1 Division of Pulmonary and Critical Care, Department of Medicine.
2 Division of Thoracic Surgery, Department of Surgery.
Am J Respir Cell Mol Biol. 2018 Aug;59(2):145-157. doi: 10.1165/rcmb.2017-0430TR.
Since the first publications coining the term RNA-seq (RNA sequencing) appeared in 2008, the number of publications containing RNA-seq data has grown exponentially, hitting an all-time high of 2,808 publications in 2016 (PubMed). With this wealth of RNA-seq data being generated, it is a challenge to extract maximal meaning from these datasets, and without the appropriate skills and background, there is risk of misinterpretation of these data. However, a general understanding of the principles underlying each step of RNA-seq data analysis allows investigators without a background in programming and bioinformatics to critically analyze their own datasets as well as published data. Our goals in the present review are to break down the steps of a typical RNA-seq analysis and to highlight the pitfalls and checkpoints along the way that are vital for bench scientists and biomedical researchers performing experiments that use RNA-seq.

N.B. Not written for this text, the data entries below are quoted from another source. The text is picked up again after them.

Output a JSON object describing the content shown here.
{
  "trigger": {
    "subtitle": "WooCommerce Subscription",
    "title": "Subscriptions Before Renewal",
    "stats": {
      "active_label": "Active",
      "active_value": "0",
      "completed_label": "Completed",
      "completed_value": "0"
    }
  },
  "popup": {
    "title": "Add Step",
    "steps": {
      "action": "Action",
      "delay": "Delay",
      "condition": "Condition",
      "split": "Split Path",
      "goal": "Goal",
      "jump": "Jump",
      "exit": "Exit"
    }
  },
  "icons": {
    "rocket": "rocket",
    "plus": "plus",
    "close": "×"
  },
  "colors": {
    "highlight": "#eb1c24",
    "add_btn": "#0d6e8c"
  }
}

自 2008 年首次发表将术语“RNA-seq(RNA 测序)”的文章以来,包含 RNA-seq 数据的出版物数量呈指数级增长,2016 年达到了 2808 篇的历史最高纪录(PubMed)。随着这些 RNA-seq 数据的大量产生,从这些数据集中提取最大的意义是一项挑战,如果没有适当的技能和背景,就有可能对这些数据产生误解。然而,对 RNA-seq 数据分析的每个步骤所依据的原则有一个总体的了解,使得没有编程和生物信息学背景的研究人员能够批判性地分析自己的数据集以及已发表的数据。我们在本次综述中的目标是分解典型的 RNA-seq 分析步骤,并强调在这个过程中至关重要的陷阱和检查点,这些对于从事使用 RNA-seq 的实验的实验科学家和生物医学研究人员来说是必不可少的。